WILMINGTON, NC (WECT) - It’s just four pieces of granite. On their own, they don’t mean much, but the thought behind why they’ve been erected in the first place is to honor the friends and families of those left behind.
Wilmington is home to the state’s first Gold Star Family Memorial Monument honoring families who had loved ones who paid the ultimate sacrifice serving their country.
“I’m just so honored to be here” says Vivian Scharver. Her son lost his life in Grenada in 1983. “My heart is with all of these people who’ve lost families. To have a family monument, I think, is very important. I hope people come and reflect on it.”
The monument is the brainchild of Hershel “Woody” Williams. He’s a Medal of Honor recipient for his service in World War II and is the only living Marine with that medal for his service during that war.
“This is about honoring families,” Williams said standing at the podium on an overcast Monday. “We remember your sacrifice, too.”
The purpose of the monument is to honor Gold Star families, preserve the memory of the fallen, and stand as a stark reminder that freedom is not free.
The monument’s four panels represent homeland, family, patriotism and sacrifice.
“Oh, it’s beautiful. I can’t wait for everyone to see it,” says Norma Luther, a Gold Star mother who lost her son, Captain Glen P. Adams, Jr., in 1988. He was a helicopter pilot and died in a training exercise in Germany. She helped raise the $60,000 needed to erect the monument in Hugh MacRae Park.
“Some people who don’t think it’s important will eventually see it as important,” says Luther. “It will be important to just about everyone at some time or another because everybody is touched by war.”

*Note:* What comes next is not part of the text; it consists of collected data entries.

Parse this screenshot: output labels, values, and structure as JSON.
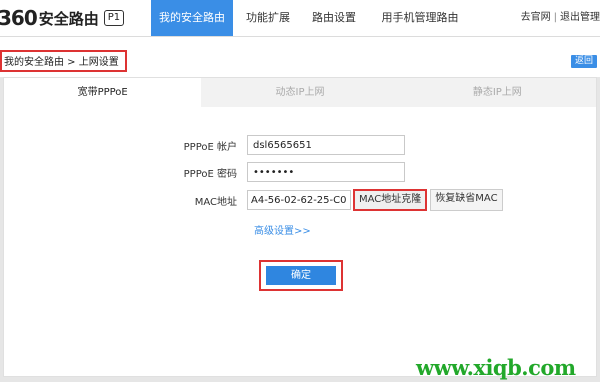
{
  "header": {
    "logo_mark": "360",
    "logo_text": "安全路由",
    "logo_badge": "P1",
    "nav": [
      {
        "label": "我的安全路由",
        "active": true
      },
      {
        "label": "功能扩展"
      },
      {
        "label": "路由设置"
      },
      {
        "label": "用手机管理路由"
      }
    ],
    "link_official": "去官网",
    "separator": "|",
    "link_logout": "退出管理"
  },
  "breadcrumb": {
    "text": "我的安全路由 > 上网设置",
    "back_label": "返回"
  },
  "tabs": [
    {
      "label": "宽带PPPoE",
      "active": true
    },
    {
      "label": "动态IP上网"
    },
    {
      "label": "静态IP上网"
    }
  ],
  "form": {
    "account_label": "PPPoE 帐户",
    "account_value": "dsl6565651",
    "password_label": "PPPoE 密码",
    "password_value": "•••••••",
    "mac_label": "MAC地址",
    "mac_value": "A4-56-02-62-25-C0",
    "mac_clone_label": "MAC地址克隆",
    "mac_restore_label": "恢复缺省MAC",
    "advanced_link": "高级设置>>",
    "confirm_label": "确定"
  },
  "watermark": "www.xiqb.com",
  "colors": {
    "accent": "#3a8ee6",
    "highlight": "#dd3333",
    "watermark": "#22a82a"
  }
}
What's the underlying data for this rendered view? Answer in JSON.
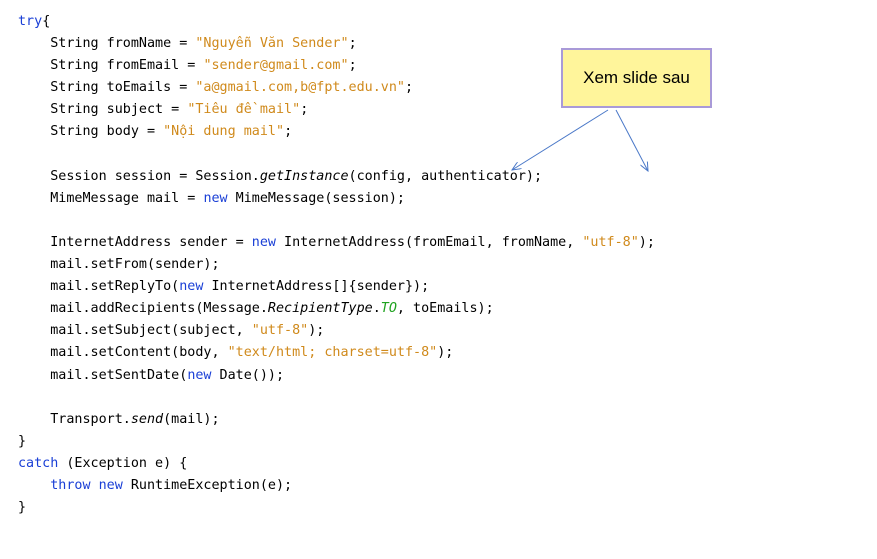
{
  "callout": {
    "text": "Xem slide sau"
  },
  "code": {
    "lines": [
      [
        [
          "kw",
          "try"
        ],
        [
          "",
          "{"
        ]
      ],
      [
        [
          "",
          "    String fromName = "
        ],
        [
          "str",
          "\"Nguyễn Văn Sender\""
        ],
        [
          "",
          ";"
        ]
      ],
      [
        [
          "",
          "    String fromEmail = "
        ],
        [
          "str",
          "\"sender@gmail.com\""
        ],
        [
          "",
          ";"
        ]
      ],
      [
        [
          "",
          "    String toEmails = "
        ],
        [
          "str",
          "\"a@gmail.com,b@fpt.edu.vn\""
        ],
        [
          "",
          ";"
        ]
      ],
      [
        [
          "",
          "    String subject = "
        ],
        [
          "str",
          "\"Tiêu đề mail\""
        ],
        [
          "",
          ";"
        ]
      ],
      [
        [
          "",
          "    String body = "
        ],
        [
          "str",
          "\"Nội dung mail\""
        ],
        [
          "",
          ";"
        ]
      ],
      [],
      [
        [
          "",
          "    Session session = Session."
        ],
        [
          "it",
          "getInstance"
        ],
        [
          "",
          "(config, authenticator);"
        ]
      ],
      [
        [
          "",
          "    MimeMessage mail = "
        ],
        [
          "kw",
          "new"
        ],
        [
          "",
          " MimeMessage(session);"
        ]
      ],
      [],
      [
        [
          "",
          "    InternetAddress sender = "
        ],
        [
          "kw",
          "new"
        ],
        [
          "",
          " InternetAddress(fromEmail, fromName, "
        ],
        [
          "str",
          "\"utf-8\""
        ],
        [
          "",
          ");"
        ]
      ],
      [
        [
          "",
          "    mail.setFrom(sender);"
        ]
      ],
      [
        [
          "",
          "    mail.setReplyTo("
        ],
        [
          "kw",
          "new"
        ],
        [
          "",
          " InternetAddress[]{sender});"
        ]
      ],
      [
        [
          "",
          "    mail.addRecipients(Message."
        ],
        [
          "it",
          "RecipientType"
        ],
        [
          "",
          "."
        ],
        [
          "itg",
          "TO"
        ],
        [
          "",
          ", toEmails);"
        ]
      ],
      [
        [
          "",
          "    mail.setSubject(subject, "
        ],
        [
          "str",
          "\"utf-8\""
        ],
        [
          "",
          ");"
        ]
      ],
      [
        [
          "",
          "    mail.setContent(body, "
        ],
        [
          "str",
          "\"text/html; charset=utf-8\""
        ],
        [
          "",
          ");"
        ]
      ],
      [
        [
          "",
          "    mail.setSentDate("
        ],
        [
          "kw",
          "new"
        ],
        [
          "",
          " Date());"
        ]
      ],
      [],
      [
        [
          "",
          "    Transport."
        ],
        [
          "it",
          "send"
        ],
        [
          "",
          "(mail);"
        ]
      ],
      [
        [
          "",
          "}"
        ]
      ],
      [
        [
          "kw",
          "catch"
        ],
        [
          "",
          " (Exception e) {"
        ]
      ],
      [
        [
          "",
          "    "
        ],
        [
          "kw",
          "throw"
        ],
        [
          "",
          " "
        ],
        [
          "kw",
          "new"
        ],
        [
          "",
          " RuntimeException(e);"
        ]
      ],
      [
        [
          "",
          "}"
        ]
      ]
    ]
  },
  "colors": {
    "keyword": "#1a3fd6",
    "string": "#d08a1c",
    "constant": "#1fa21f",
    "callout_fill": "#fff59b",
    "callout_border": "#a99ad8",
    "arrow": "#4a78c8"
  }
}
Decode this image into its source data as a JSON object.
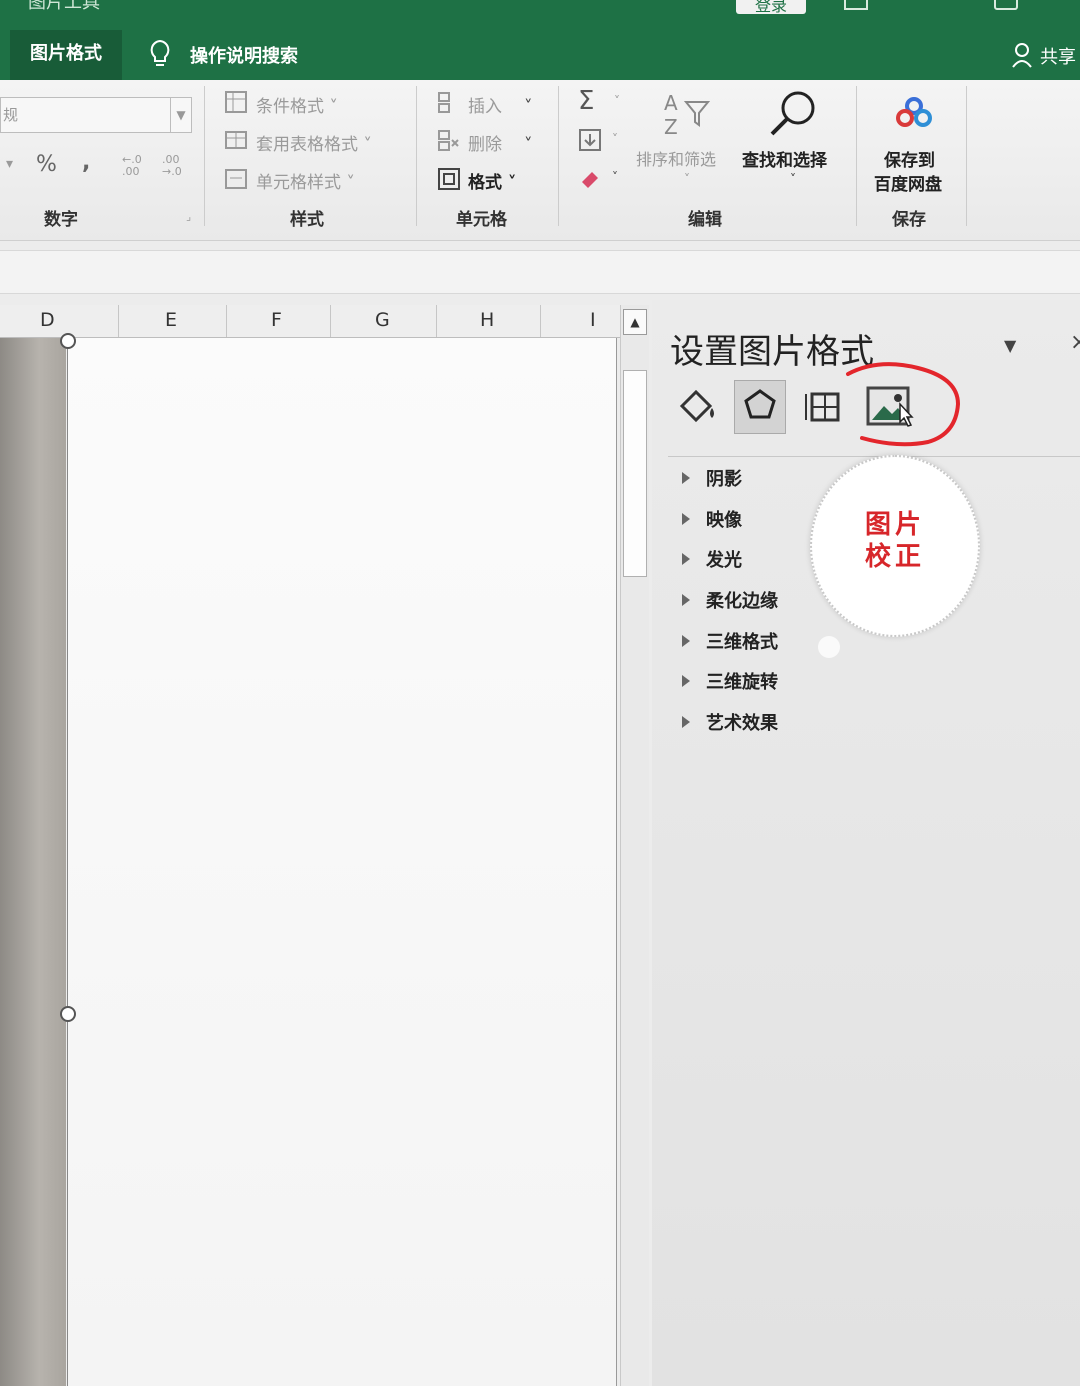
{
  "titlebar": {
    "tool_title": "图片工具",
    "login_label": "登录",
    "tab_picture_format": "图片格式",
    "tell_me": "操作说明搜索",
    "share": "共享"
  },
  "ribbon": {
    "number": {
      "format_value": "规",
      "percent": "%",
      "comma": ",",
      "increase_decimal": "←.0 .00",
      "decrease_decimal": ".00 →.0",
      "label": "数字"
    },
    "styles": {
      "conditional_format": "条件格式",
      "table_format": "套用表格格式",
      "cell_styles": "单元格样式",
      "label": "样式"
    },
    "cells": {
      "insert": "插入",
      "delete": "删除",
      "format": "格式",
      "label": "单元格"
    },
    "editing": {
      "sum_icon": "Σ",
      "sort_filter": "排序和筛选",
      "find_select": "查找和选择",
      "label": "编辑"
    },
    "save": {
      "save_to_line1": "保存到",
      "save_to_line2": "百度网盘",
      "label": "保存"
    }
  },
  "sheet": {
    "columns": [
      "D",
      "E",
      "F",
      "G",
      "H",
      "I"
    ]
  },
  "pane": {
    "title": "设置图片格式",
    "sections": [
      "阴影",
      "映像",
      "发光",
      "柔化边缘",
      "三维格式",
      "三维旋转",
      "艺术效果"
    ]
  },
  "annotation": {
    "callout_line1": "图片",
    "callout_line2": "校正"
  },
  "colors": {
    "excel_green": "#1e7145",
    "annotation_red": "#d7262a"
  }
}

Monday’s ceremony was originally scheduled for September, but had to be pushed back because of Hurricane Florence. More than 100 people came out to show their respect and pay tribute to those dealing with the pain of a life lost.
This is the first monument of its kind in North Carolina. There are more than 40 around the country with another 50 in the planning stages. Ceremonies are planned through Spring 2020.
“I hope people take the time to come up and reflect,” says Scharver. “I think every time I hear my son’s name, Jeffery Scharver, it touches my heart. It’s important to me that he’s never forgotten.”
The Gold Star Families Memorial Monument at Hugh MacRae Park is there to help ensure no one is forgotten ever again.